Esses efeitos espaço-temporais são extremamente pequenos para massas comuns, como uma pessoa ou mesmo uma montanha. Mas quando lidamos com objetos astronômicos, como o Sol, eles se tornam mais importantes. De fato, os efeitos previstos por Einstein dependem da "densidade" do objeto, da quantidade de matéria que existe em seu volume. Por exemplo, uma pessoa com 70 quilos não tem uma densidade muito grande, mas se encolhermos essa pessoa mantendo a sua massa fixa até o tamanho de uma bola de gude, sua densidade fica muito maior. O que controla a importância dos efeitos previstos por Einstein é, em um corpo esférico, a razão da massa do corpo (M) pelo seu raio (R), M/R.

Como a gravidade é atrativa, se ela atuasse sozinha, todos os objetos tenderiam a encolher até um ponto com densidade infinita. Como nós não somos pontos com densidade infinita, sabemos que existem outras forças na natureza contrabalançando a atração gravitacional, dando estabilidade aos objetos do mundo. Por exemplo, uma estrela existe por causa do equilíbrio entre a atração gravitacional, que tende a fazer com que a estrela encolha, e a produção de radiação em seu interior através da fusão nuclear de hidrogênio em hélio. Essa fusão do elemento químico mais leve (hidrogênio) no segundo elemento mais leve é que produz a energia capaz de balancear a estrela. No caso do Sol, a fusão continua sem problemas durante 10 bilhões de anos (estamos na metade do ciclo). Depois disso, a gravidade fará com que o Sol encolha até ele encontrar um novo estado de equilíbrio em forma de "anã branca", uma estrela tão densa que uma bola de gude feita de seu material teria o mesmo peso que a Torre Eiffel.

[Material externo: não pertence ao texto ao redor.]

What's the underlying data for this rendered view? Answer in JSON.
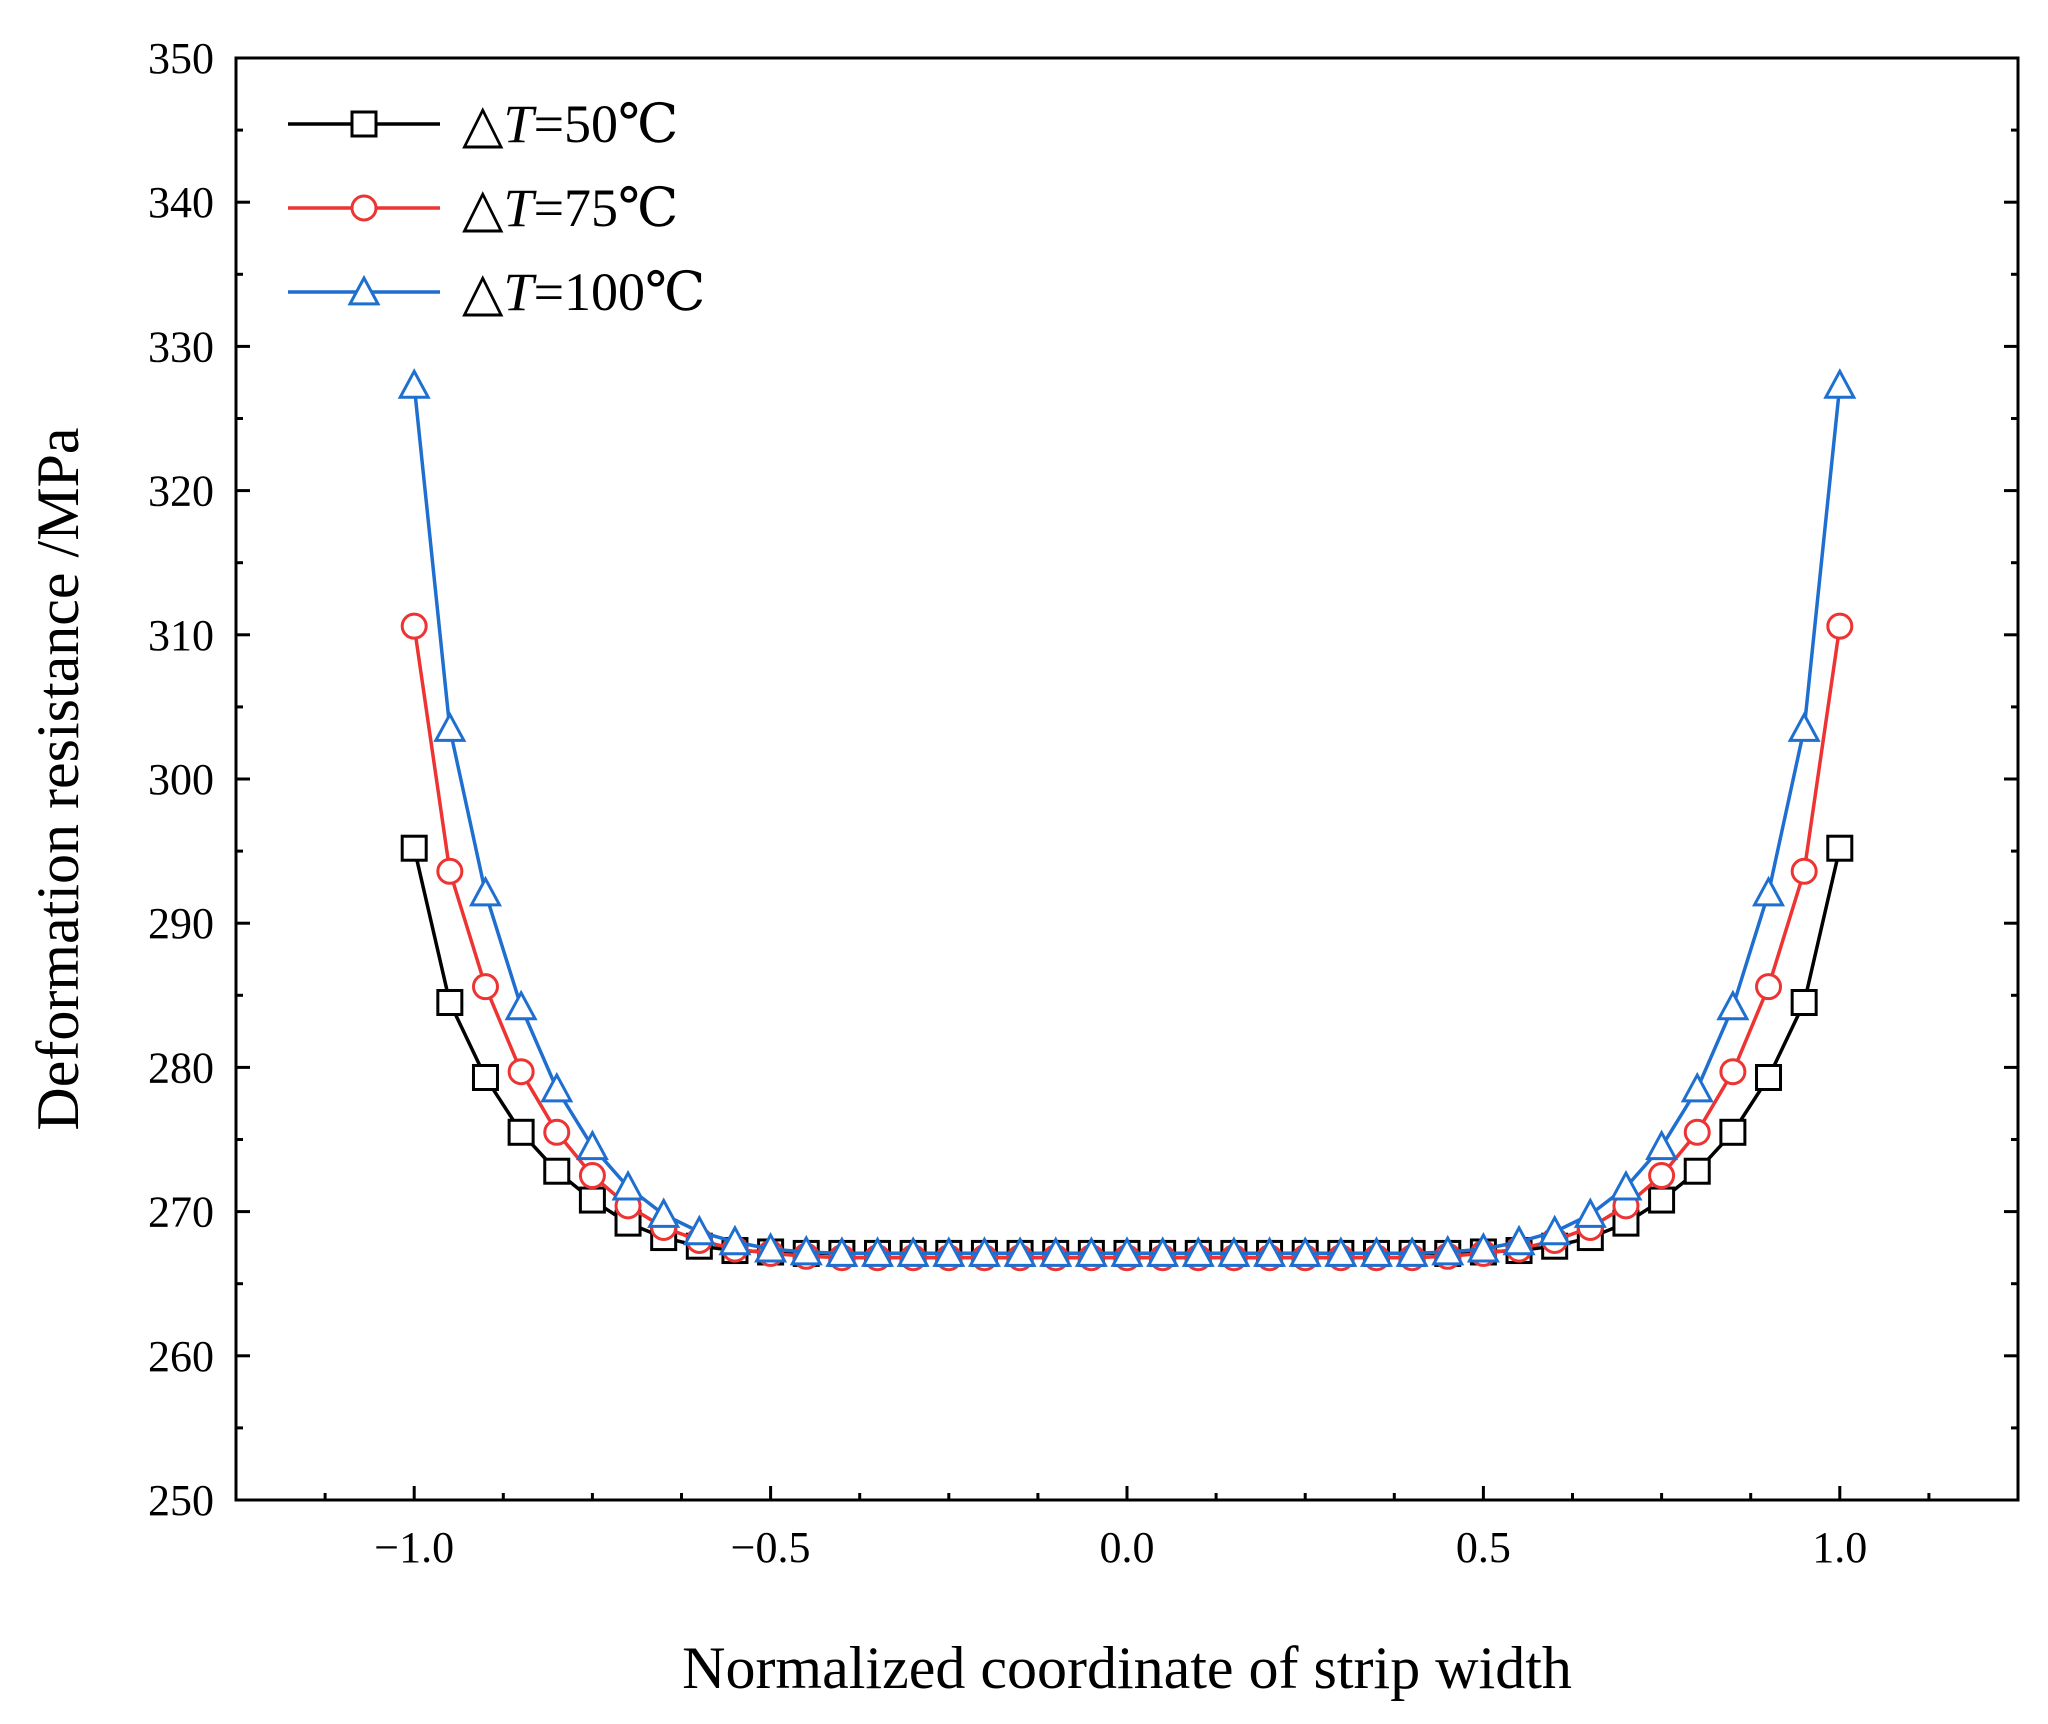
{
  "chart_data": {
    "type": "line",
    "title": "",
    "xlabel": "Normalized coordinate of strip width",
    "ylabel": "Deformation resistance /MPa",
    "xlim": [
      -1.25,
      1.25
    ],
    "ylim": [
      250,
      350
    ],
    "xticks": [
      -1.0,
      -0.5,
      0.0,
      0.5,
      1.0
    ],
    "xtick_labels": [
      "−1.0",
      "−0.5",
      "0.0",
      "0.5",
      "1.0"
    ],
    "yticks": [
      250,
      260,
      270,
      280,
      290,
      300,
      310,
      320,
      330,
      340,
      350
    ],
    "ytick_labels": [
      "250",
      "260",
      "270",
      "280",
      "290",
      "300",
      "310",
      "320",
      "330",
      "340",
      "350"
    ],
    "grid": false,
    "legend_position": "top-left",
    "x": [
      -1.0,
      -0.95,
      -0.9,
      -0.85,
      -0.8,
      -0.75,
      -0.7,
      -0.65,
      -0.6,
      -0.55,
      -0.5,
      -0.45,
      -0.4,
      -0.35,
      -0.3,
      -0.25,
      -0.2,
      -0.15,
      -0.1,
      -0.05,
      0.0,
      0.05,
      0.1,
      0.15,
      0.2,
      0.25,
      0.3,
      0.35,
      0.4,
      0.45,
      0.5,
      0.55,
      0.6,
      0.65,
      0.7,
      0.75,
      0.8,
      0.85,
      0.9,
      0.95,
      1.0
    ],
    "series": [
      {
        "name": "△T=50℃",
        "legend_prefix": "△",
        "legend_var": "T",
        "legend_suffix": "=50℃",
        "color": "#000000",
        "marker": "square",
        "values": [
          295.2,
          284.5,
          279.3,
          275.5,
          272.8,
          270.8,
          269.2,
          268.2,
          267.6,
          267.3,
          267.2,
          267.1,
          267.1,
          267.1,
          267.1,
          267.1,
          267.1,
          267.1,
          267.1,
          267.1,
          267.1,
          267.1,
          267.1,
          267.1,
          267.1,
          267.1,
          267.1,
          267.1,
          267.1,
          267.1,
          267.2,
          267.3,
          267.6,
          268.2,
          269.2,
          270.8,
          272.8,
          275.5,
          279.3,
          284.5,
          295.2
        ]
      },
      {
        "name": "△T=75℃",
        "legend_prefix": "△",
        "legend_var": "T",
        "legend_suffix": "=75℃",
        "color": "#ee3333",
        "marker": "circle",
        "values": [
          310.6,
          293.6,
          285.6,
          279.7,
          275.5,
          272.5,
          270.4,
          268.9,
          268.0,
          267.4,
          267.1,
          266.9,
          266.8,
          266.8,
          266.8,
          266.8,
          266.8,
          266.8,
          266.8,
          266.8,
          266.8,
          266.8,
          266.8,
          266.8,
          266.8,
          266.8,
          266.8,
          266.8,
          266.8,
          266.9,
          267.1,
          267.4,
          268.0,
          268.9,
          270.4,
          272.5,
          275.5,
          279.7,
          285.6,
          293.6,
          310.6
        ]
      },
      {
        "name": "△T=100℃",
        "legend_prefix": "△",
        "legend_var": "T",
        "legend_suffix": "=100℃",
        "color": "#1f6fd0",
        "marker": "triangle",
        "values": [
          327.3,
          303.5,
          292.1,
          284.2,
          278.5,
          274.5,
          271.7,
          269.8,
          268.6,
          267.9,
          267.4,
          267.2,
          267.1,
          267.1,
          267.1,
          267.1,
          267.1,
          267.1,
          267.1,
          267.1,
          267.1,
          267.1,
          267.1,
          267.1,
          267.1,
          267.1,
          267.1,
          267.1,
          267.1,
          267.2,
          267.4,
          267.9,
          268.6,
          269.8,
          271.7,
          274.5,
          278.5,
          284.2,
          292.1,
          303.5,
          327.3
        ]
      }
    ]
  }
}
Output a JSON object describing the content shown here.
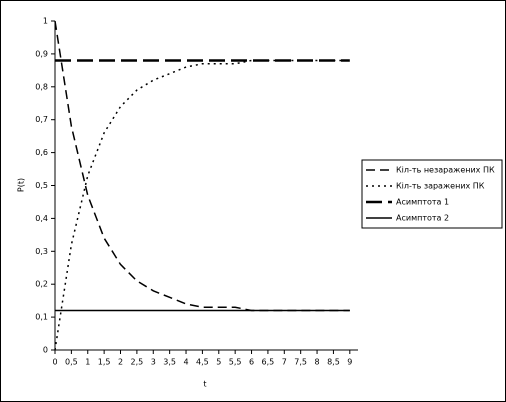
{
  "chart_data": {
    "type": "line",
    "x_label": "t",
    "y_label": "P(t)",
    "x": [
      0,
      0.5,
      1,
      1.5,
      2,
      2.5,
      3,
      3.5,
      4,
      4.5,
      5,
      5.5,
      6,
      6.5,
      7,
      7.5,
      8,
      8.5,
      9
    ],
    "series": [
      {
        "name": "Кіл-ть незаражених ПК",
        "color": "#000000",
        "dash": "dash",
        "values": [
          1,
          0.68,
          0.47,
          0.34,
          0.26,
          0.21,
          0.18,
          0.16,
          0.14,
          0.13,
          0.13,
          0.13,
          0.12,
          0.12,
          0.12,
          0.12,
          0.12,
          0.12,
          0.12
        ]
      },
      {
        "name": "Кіл-ть заражених ПК",
        "color": "#000000",
        "dash": "dot",
        "values": [
          0,
          0.32,
          0.53,
          0.66,
          0.74,
          0.79,
          0.82,
          0.84,
          0.86,
          0.87,
          0.87,
          0.87,
          0.88,
          0.88,
          0.88,
          0.88,
          0.88,
          0.88,
          0.88
        ]
      },
      {
        "name": "Асимптота 1",
        "color": "#000000",
        "dash": "longdash",
        "values": [
          0.88,
          0.88,
          0.88,
          0.88,
          0.88,
          0.88,
          0.88,
          0.88,
          0.88,
          0.88,
          0.88,
          0.88,
          0.88,
          0.88,
          0.88,
          0.88,
          0.88,
          0.88,
          0.88
        ]
      },
      {
        "name": "Асимптота 2",
        "color": "#000000",
        "dash": "solid",
        "values": [
          0.12,
          0.12,
          0.12,
          0.12,
          0.12,
          0.12,
          0.12,
          0.12,
          0.12,
          0.12,
          0.12,
          0.12,
          0.12,
          0.12,
          0.12,
          0.12,
          0.12,
          0.12,
          0.12
        ]
      }
    ],
    "xlim": [
      0,
      9.25
    ],
    "xticks": [
      0,
      {
        "value": 0.5,
        "label": "0,5"
      },
      1,
      {
        "value": 1.5,
        "label": "1,5"
      },
      2,
      {
        "value": 2.5,
        "label": "2,5"
      },
      3,
      {
        "value": 3.5,
        "label": "3,5"
      },
      4,
      {
        "value": 4.5,
        "label": "4,5"
      },
      5,
      {
        "value": 5.5,
        "label": "5,5"
      },
      6,
      {
        "value": 6.5,
        "label": "6,5"
      },
      7,
      {
        "value": 7.5,
        "label": "7,5"
      },
      8,
      {
        "value": 8.5,
        "label": "8,5"
      },
      9
    ],
    "ylim": [
      0,
      1
    ],
    "yticks": [
      0,
      {
        "value": 0.1,
        "label": "0,1"
      },
      {
        "value": 0.2,
        "label": "0,2"
      },
      {
        "value": 0.3,
        "label": "0,3"
      },
      {
        "value": 0.4,
        "label": "0,4"
      },
      {
        "value": 0.5,
        "label": "0,5"
      },
      {
        "value": 0.6,
        "label": "0,6"
      },
      {
        "value": 0.7,
        "label": "0,7"
      },
      {
        "value": 0.8,
        "label": "0,8"
      },
      {
        "value": 0.9,
        "label": "0,9"
      },
      1
    ],
    "grid": false,
    "legend": "right"
  }
}
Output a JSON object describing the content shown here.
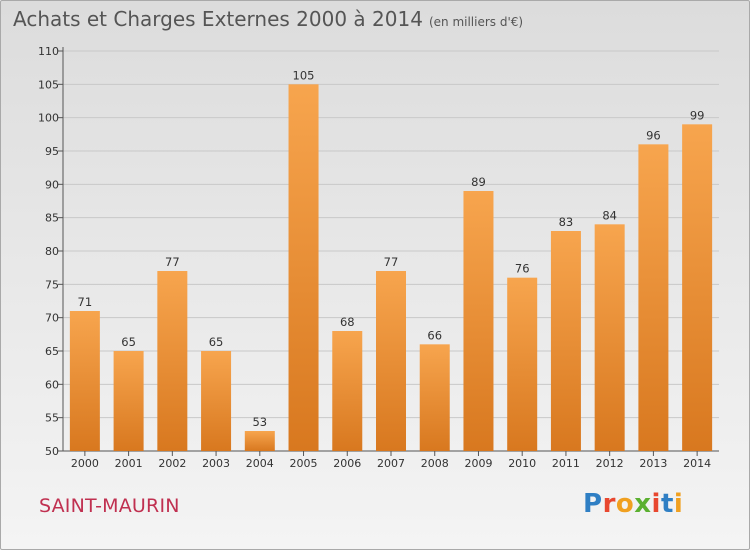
{
  "header": {
    "title": "Achats et Charges Externes 2000 à 2014",
    "unit": "(en milliers d'€)"
  },
  "footer": {
    "place": "SAINT-MAURIN",
    "brand": "Proxiti"
  },
  "colors": {
    "bar_light": "#f7a54e",
    "bar_dark": "#d8781f",
    "grid": "#c8c8c8",
    "place_name": "#c03050"
  },
  "chart_data": {
    "type": "bar",
    "title": "Achats et Charges Externes 2000 à 2014",
    "subtitle": "(en milliers d'€)",
    "xlabel": "",
    "ylabel": "",
    "categories": [
      "2000",
      "2001",
      "2002",
      "2003",
      "2004",
      "2005",
      "2006",
      "2007",
      "2008",
      "2009",
      "2010",
      "2011",
      "2012",
      "2013",
      "2014"
    ],
    "values": [
      71,
      65,
      77,
      65,
      53,
      105,
      68,
      77,
      66,
      89,
      76,
      83,
      84,
      96,
      99
    ],
    "ylim": [
      50,
      110
    ],
    "yticks": [
      50,
      55,
      60,
      65,
      70,
      75,
      80,
      85,
      90,
      95,
      100,
      105,
      110
    ],
    "grid": true,
    "legend": "none",
    "data_labels": true
  }
}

Mas o Sol é uma estrela pequena. Estrelas bem maiores não têm a mesma sorte e continuam a encolher devido à sua própria gravidade, sem encontrar um novo estado de equilíbrio. Nesse caso, como a sua massa permanece aproximadamente constante e o seu raio diminui cada vez mais, como um balão sendo comprimido, os efeitos gravitacionais (M/R) crescem cada vez e as correções previstas por Einstein eventualmente passam a ser importantes. O trágico é que, como nada pode deter esse colapso, a gravidade da estrela vai encurvando o espaço cada vez mais até que ele efetivamente se fecha sobre si mesmo: não podemos ver o que está ocorrendo dentro dele, já que nenhuma informação pode escapar de dentro para fora, nem mesmo a luz. Assim nasce um buraco negro, uma espécie de véu separando o nosso mundo do mundo encurvado sobre si mesmo circundando os restos da estrela.

Das inúmeras questões que surgem com relação aos buracos negros, uma das mais interessantes é o que acontece no seu centro. Segundo as leis da relatividade geral, no centro existe uma "singularidade" espaço-temporal, um ponto onde a gravidade é infinita. Em física, essas singularidades apontam para os limites de uma teoria; a relatividade de Einstein não pode descrever o que ocorre no centro de um buraco negro. A distâncias muito pequenas precisamos também usar a mecânica quântica, que estuda a física atômica e subatômica. O problema é que não sabemos como casar as duas teorias, a gravidade e a mecânica quântica. E o mais chocante é que a mecânica quântica prevê que o buraco negro evapora aos poucos, ficando cada vez menor, até que apenas o seu centro absurdo nos seja revelado! Essa possibilidade causa pesadelos aos físicos, que conjecturam que essa "singularidade nua" não pode ser revelada. O termo "censura cósmica" foi criado, supondo que algo ocorrerá antes de vermos a singularidade nua, mantendo a moralidade cósmica. As leis da física não se quebram, apenas o nosso conhecimento. É possível que a singularidade não exista e que os buracos negros tenham um fim bem mais discreto do que nos revelar a sua nudez. Talvez tudo se resolva quando casarmos as duas teorias. Mas esse casamento está muito difícil de ser arranjado.